In der Dorfschule von al-Busayrah, einem Provinznest im Osten von Syrien, war man sunnitisch, nicht schiitisch und schon gar nicht alawitisch oder christlich, lebte Gott gefällig und nicht lästerlich, wie die Machthaber in der sündigen Hauptstadt Damaskus. Mohammed al-Barani war nicht nur Lehrer, sondern auch Imam in der nahen Moschee, verband den Dienst an der Bildung mit dem Dienst für Allah, wusste um sämtliche Sünden und Verfehlungen der Menschen, kannte ihren Preis im Jenseits.

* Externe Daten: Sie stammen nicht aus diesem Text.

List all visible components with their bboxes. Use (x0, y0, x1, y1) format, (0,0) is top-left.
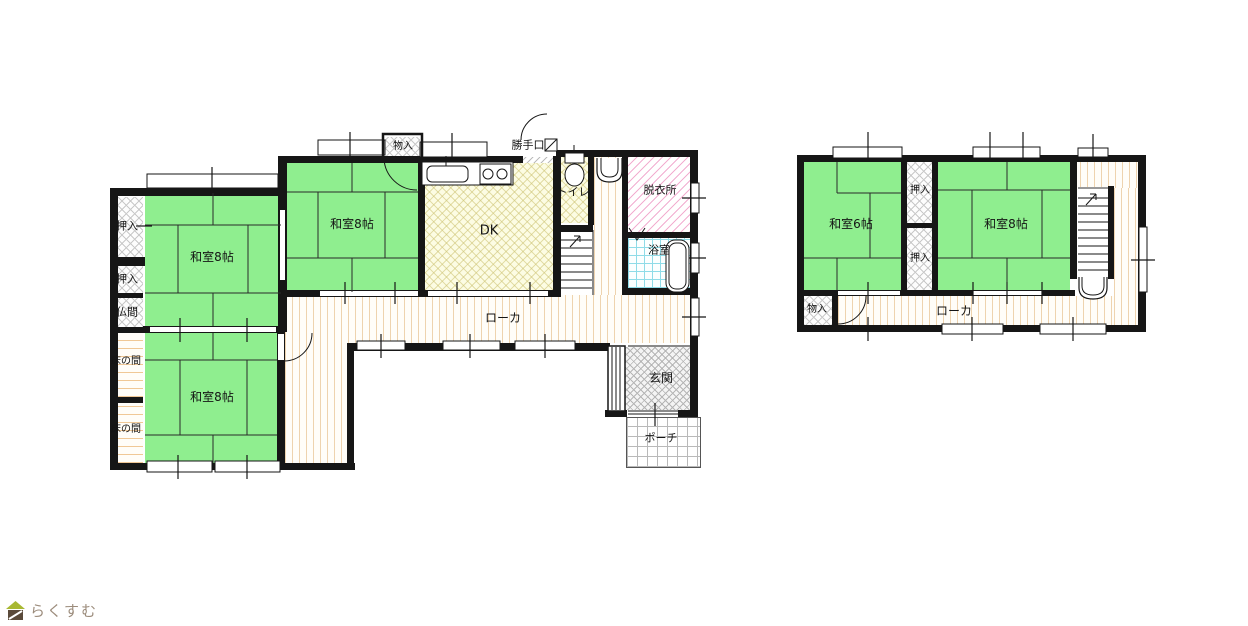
label-oshiire-2f-bottom: 押入 (910, 254, 930, 264)
corridor-2f-door-arc (838, 296, 866, 324)
logo-text: らくすむ (30, 600, 98, 621)
washbasin-icon (597, 158, 622, 182)
label-monoire-2f: 物入 (807, 305, 827, 315)
walls-1f (110, 150, 698, 470)
genkan-sliding-doors (608, 346, 625, 411)
label-genkan: 玄関 (649, 372, 673, 384)
label-yokushitsu: 浴室 (648, 245, 670, 256)
site-logo: らくすむ (6, 600, 98, 621)
stairs-1f (558, 230, 593, 295)
label-oshiire-1: 押入 (116, 221, 138, 232)
label-toilet: トイレ (557, 187, 590, 198)
label-tokonoma-1: 床の間 (111, 357, 141, 367)
house-icon (6, 601, 25, 620)
label-washitsu-mid: 和室8帖 (330, 218, 374, 230)
label-roka-1f: ローカ (485, 312, 521, 324)
label-tokonoma-2: 床の間 (111, 425, 141, 435)
label-washitsu-6: 和室6帖 (829, 218, 873, 230)
label-roka-2f: ローカ (936, 305, 972, 317)
washitsu-sw-door-arc (284, 333, 312, 361)
monoire-1f-door-arc (384, 159, 417, 190)
label-oshiire-2f-top: 押入 (910, 186, 930, 196)
label-dk: DK (480, 225, 499, 238)
label-porch: ポーチ (645, 433, 678, 444)
linework-layer (0, 0, 1248, 626)
label-washitsu-8: 和室8帖 (984, 218, 1028, 230)
floorplan-canvas: 和室8帖 和室8帖 和室8帖 押入 押入 仏間 床の間 床の間 物入 勝手口 ト… (0, 0, 1248, 626)
label-washitsu-sw: 和室8帖 (190, 391, 234, 403)
label-katteguchi: 勝手口 (512, 140, 545, 151)
label-washitsu-nw: 和室8帖 (190, 251, 234, 263)
stairs-2f-arch (1079, 277, 1107, 299)
stairs-2f (1078, 188, 1108, 270)
label-oshiire-2: 押入 (116, 274, 138, 285)
label-butsuma: 仏間 (116, 307, 138, 318)
label-datsuijo: 脱衣所 (644, 185, 677, 196)
label-monoire-1f: 物入 (393, 142, 413, 152)
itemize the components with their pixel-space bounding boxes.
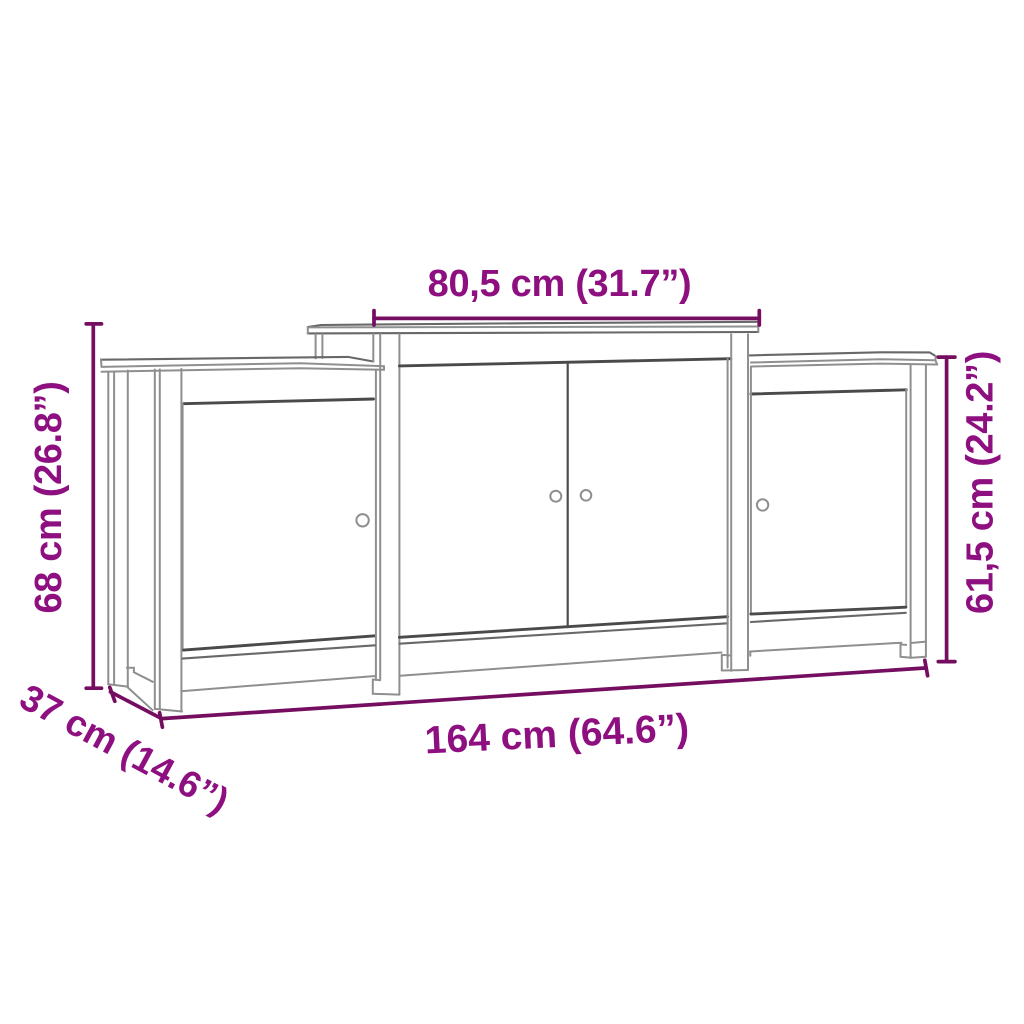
svg-text:68 cm (26.8”): 68 cm (26.8”) xyxy=(28,381,70,613)
svg-text:80,5 cm (31.7”): 80,5 cm (31.7”) xyxy=(428,263,692,305)
svg-text:61,5 cm (24.2”): 61,5 cm (24.2”) xyxy=(960,351,1002,614)
svg-text:164 cm (64.6”): 164 cm (64.6”) xyxy=(424,707,690,763)
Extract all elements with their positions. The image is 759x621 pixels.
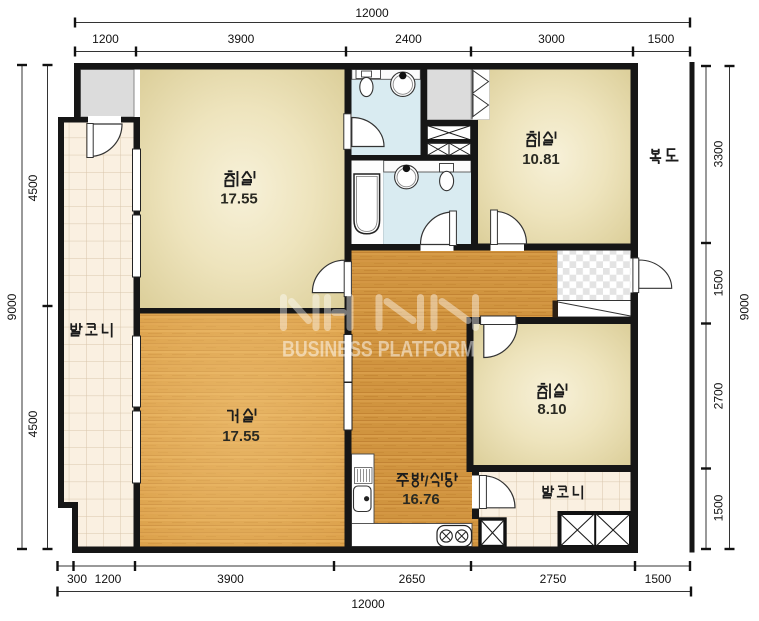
svg-text:9000: 9000 <box>738 293 752 320</box>
svg-text:17.55: 17.55 <box>222 428 260 445</box>
svg-text:3300: 3300 <box>712 140 726 167</box>
svg-text:8.10: 8.10 <box>537 401 566 418</box>
svg-text:2750: 2750 <box>540 572 567 586</box>
svg-text:2700: 2700 <box>712 382 726 409</box>
svg-text:1200: 1200 <box>95 572 122 586</box>
svg-text:4500: 4500 <box>26 174 40 201</box>
svg-text:BUSINESS PLATFORM: BUSINESS PLATFORM <box>282 337 475 362</box>
svg-text:1200: 1200 <box>92 32 119 46</box>
svg-text:1500: 1500 <box>712 494 726 521</box>
svg-text:4500: 4500 <box>26 410 40 437</box>
svg-text:12000: 12000 <box>351 597 385 611</box>
svg-text:2400: 2400 <box>395 32 422 46</box>
svg-text:10.81: 10.81 <box>522 151 560 168</box>
svg-text:1500: 1500 <box>645 572 672 586</box>
svg-text:1500: 1500 <box>712 269 726 296</box>
svg-text:17.55: 17.55 <box>220 191 258 208</box>
svg-text:16.76: 16.76 <box>402 491 440 508</box>
svg-text:12000: 12000 <box>355 6 389 20</box>
svg-text:300: 300 <box>67 572 87 586</box>
svg-text:3900: 3900 <box>228 32 255 46</box>
svg-text:2650: 2650 <box>399 572 426 586</box>
svg-text:3000: 3000 <box>538 32 565 46</box>
svg-text:/: / <box>424 475 428 491</box>
svg-text:1500: 1500 <box>648 32 675 46</box>
svg-text:3900: 3900 <box>217 572 244 586</box>
svg-text:9000: 9000 <box>5 293 19 320</box>
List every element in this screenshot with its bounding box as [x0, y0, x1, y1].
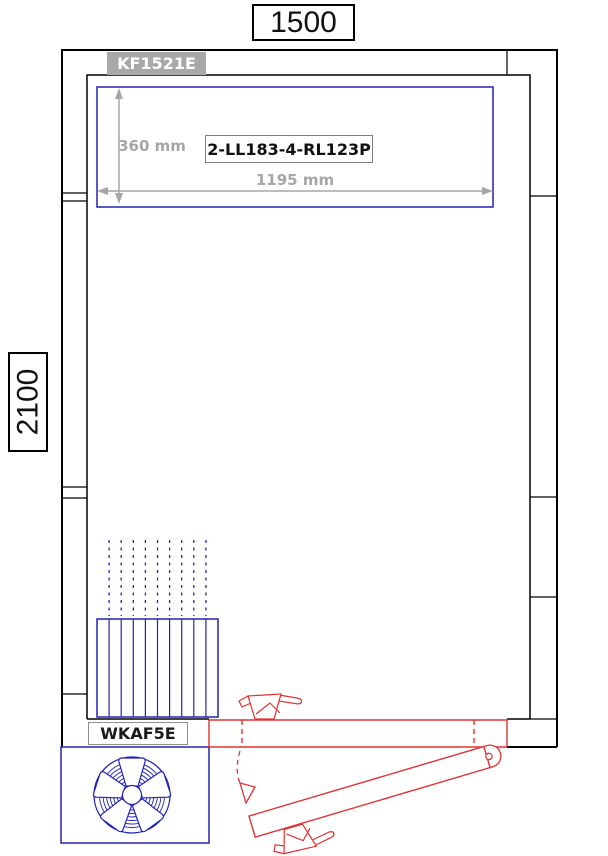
- door-handle-closed: [239, 694, 302, 719]
- width-dim-label: 1195 mm: [255, 171, 335, 189]
- fan-unit-model-tag: WKAF5E: [88, 722, 188, 745]
- fan-icon: [93, 757, 172, 833]
- depth-dim-label: 360 mm: [120, 137, 184, 155]
- door-closed: [209, 719, 507, 747]
- fan-unit-housing: [61, 747, 209, 843]
- overall-width-value: 1500: [270, 6, 337, 40]
- door-open: [249, 742, 511, 856]
- ceiling-unit-model-tag: KF1521E: [107, 52, 206, 75]
- overall-height-dimension: 2100: [8, 352, 48, 452]
- evaporator-coil: [97, 619, 218, 717]
- door-swing-arrow-icon: [237, 751, 255, 803]
- airflow-dashes: [109, 540, 206, 616]
- overall-width-dimension: 1500: [252, 4, 355, 41]
- part-number-label: 2-LL183-4-RL123P: [205, 135, 373, 163]
- cold-room-plan-drawing: 1500 2100 KF1521E 360 mm 2-LL183-4-RL123…: [0, 0, 608, 856]
- overall-height-value: 2100: [11, 369, 45, 436]
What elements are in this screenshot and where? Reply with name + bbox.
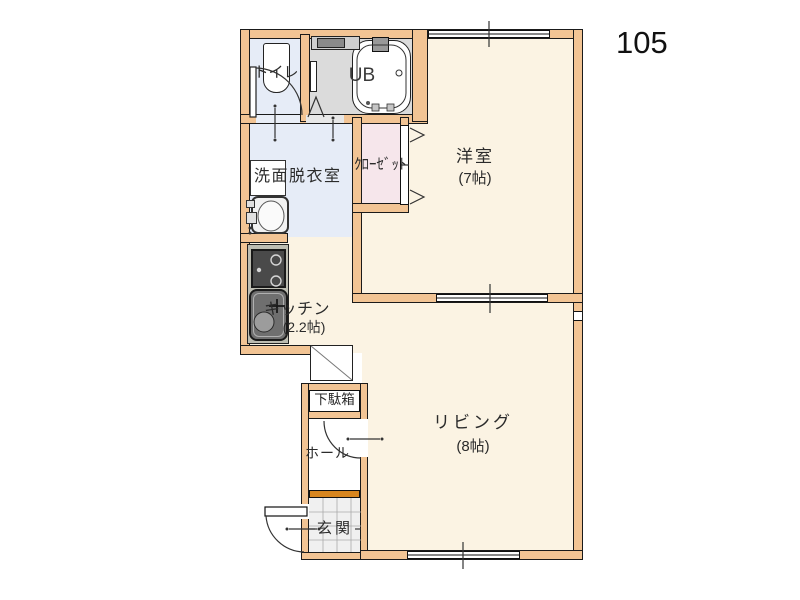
refrigerator-space — [310, 345, 353, 381]
bath-vanity-sink — [317, 38, 345, 48]
washbasin-cabinet-a — [246, 200, 255, 208]
bath-mirror-panel — [310, 61, 317, 92]
room-size-living: (8帖) — [425, 438, 521, 455]
room-size-western: (7帖) — [429, 170, 521, 187]
room-label-living: リビング — [425, 413, 521, 433]
wall-joint-east — [574, 311, 582, 321]
wall-entry-block-west — [301, 383, 309, 560]
western-room-nook-floor — [356, 205, 420, 300]
room-label-toilet: トイレ — [249, 64, 303, 81]
unit-number: 105 — [616, 25, 668, 61]
bath-doorway — [306, 115, 344, 123]
washbasin-cabinet-b — [246, 212, 257, 224]
toilet-doorway — [256, 115, 300, 123]
wall-entry-block-east — [360, 383, 368, 560]
entrance-doorway — [301, 504, 309, 519]
wall-washroom-south — [240, 233, 288, 243]
stove — [251, 249, 286, 288]
room-label-hall: ホール — [305, 445, 350, 461]
sliding-door-western-living — [436, 294, 548, 302]
room-label-entrance: 玄関 — [317, 520, 353, 537]
room-label-washroom: 洗面脱衣室 — [254, 168, 342, 186]
entrance-step — [309, 490, 360, 498]
window-living-south — [407, 551, 520, 559]
room-size-kitchen: (2.2帖) — [266, 319, 342, 335]
floorplan-canvas: トイレ UB 洗面脱衣室 ｸﾛｰｾﾞｯﾄ 洋室 (7帖) キッチン (2.2帖)… — [0, 0, 800, 600]
bathtub-faucet — [372, 37, 389, 52]
wall-bath-western-divider — [412, 29, 428, 122]
room-label-shoe-cabinet: 下駄箱 — [309, 392, 360, 408]
room-label-bath: UB — [344, 65, 380, 87]
room-label-kitchen: キッチン — [264, 301, 330, 319]
hall-doorway — [360, 419, 368, 457]
room-label-closet: ｸﾛｰｾﾞｯﾄ — [354, 156, 407, 173]
room-label-western: 洋室 — [429, 147, 521, 167]
wall-kitchen-south — [240, 345, 312, 355]
window-western-north — [428, 30, 550, 38]
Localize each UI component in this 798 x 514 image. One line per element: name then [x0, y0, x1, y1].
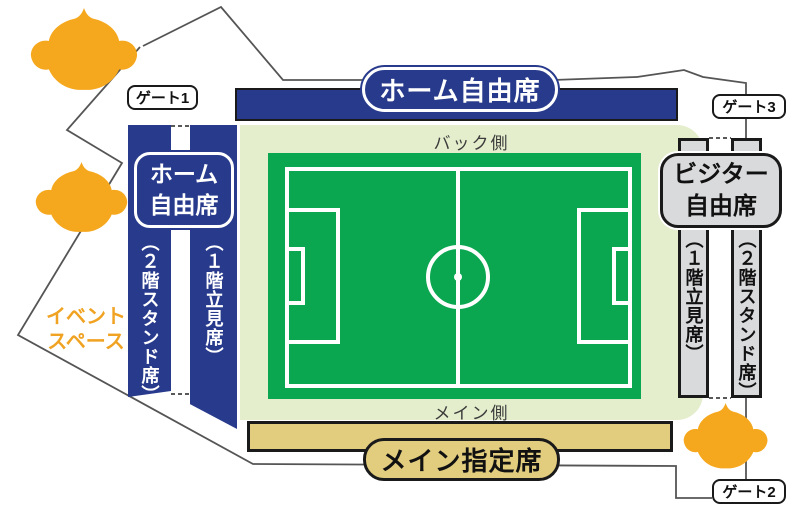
gate-1-text: ゲート1 — [136, 87, 189, 108]
visitor-2f-stand-text: （２階スタンド席） — [738, 230, 756, 395]
home-left-1f-standing-text: （１階立見席） — [205, 233, 223, 366]
home-free-seat-top-label: ホーム自由席 — [362, 67, 558, 112]
main-reserved-seat-text: メイン指定席 — [380, 441, 542, 478]
home-left-label-line1: ホーム — [150, 159, 218, 190]
visitor-free-seat-label: ビジター 自由席 — [660, 153, 782, 228]
back-side-label: バック側 — [240, 129, 703, 154]
event-space-line1: イベント — [40, 305, 132, 330]
visitor-label-line1: ビジター — [673, 159, 769, 190]
pitch-markings — [268, 153, 641, 399]
soccer-pitch — [268, 153, 641, 399]
home-left-label-line2: 自由席 — [150, 190, 219, 221]
home-free-seat-left-label: ホーム 自由席 — [134, 152, 234, 228]
home-free-seat-top-text: ホーム自由席 — [379, 71, 540, 108]
event-space-line2: スペース — [40, 330, 132, 355]
stadium-seating-map: バック側 メイン側 ホーム自由席 （２階スタンド席） （１階立見席） ホーム 自… — [0, 0, 798, 514]
gate-2-label: ゲート2 — [712, 479, 786, 504]
gate-2-text: ゲート2 — [722, 481, 775, 502]
event-space-label: イベント スペース — [40, 305, 132, 355]
gate-3-text: ゲート3 — [722, 96, 775, 117]
home-left-2f-stand-text: （２階スタンド席） — [141, 233, 159, 397]
main-reserved-seat-label: メイン指定席 — [363, 438, 560, 481]
gate-3-label: ゲート3 — [712, 94, 786, 119]
visitor-label-line2: 自由席 — [685, 191, 757, 222]
visitor-1f-standing-text: （１階立見席） — [685, 230, 703, 363]
gate-1-label: ゲート1 — [127, 85, 198, 110]
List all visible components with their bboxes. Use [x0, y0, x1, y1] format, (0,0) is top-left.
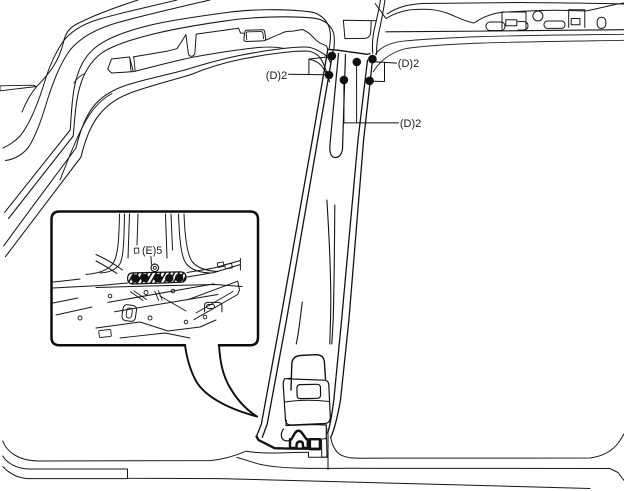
svg-text:(E)5: (E)5	[142, 245, 162, 257]
svg-text:(D)2: (D)2	[266, 70, 287, 82]
svg-text:(D)2: (D)2	[400, 118, 421, 130]
svg-text:(D)2: (D)2	[398, 58, 419, 70]
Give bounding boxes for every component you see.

Unwirsch zogen sich seine Augenbrauen zusammen, als er ganz hinten, in der linken Ecke des Raumes und nahe der Türe zum Flur, seine Schülerin Sheliza zögerlich ihre Hand heben sah, diese kleine, hellbraune Hand, die dem gottesfürchtigen Mann schon immer zu wohlgeformt schien, zu gepflegt, mit zu langen Fingernägeln, eine Hand wie die Versuchung selbst.
»Ja…«, nickte er dem Zeigefinger auffordernd zu, der sich aus der kleinen Faust des Mädchens keck emporgereckt hatte, »…hast du dazu eine Frage, Sheliza?«
Die junge Alawitin lebte noch nicht lange in al-Busayrah, kam erst vor zwei Jahren mit ihren Eltern hierher. Eine Erbschaft war der Grund gewesen, ein großes Hofgut mit mehr als sechshundert Hektar fruchtbaren Bodens, das mehr als einem Dutzend Familien Lohn und Brot gab. Doch das schlanke, feingliedrige Mädchen war Mohammed al-Barani vom ersten Tag an nicht ganz geheuer gewesen. Denn als er sie das erste Mal und als Zwölfjährige auf dem Schulhof erblickt hatte, da war sie bei seinem Auftauchen genauso wie er abrupt stehen geblieben, hatte ihn stumm, aber offen angesehen, hatte ihn mit einem klugen, prüfenden Blick und ihren so unangenehm wissenden Augen angeschaut und ihn durchdrungen. Sie schien in seinem Innersten wie in einem aufgeschlagenen Buch lesen zu können und hatte darin bestimmt alles über seine alte Schuld erfahren, diese Sünde, die von niemandem jemals vergeben werden konnte, selbst nicht von Allah.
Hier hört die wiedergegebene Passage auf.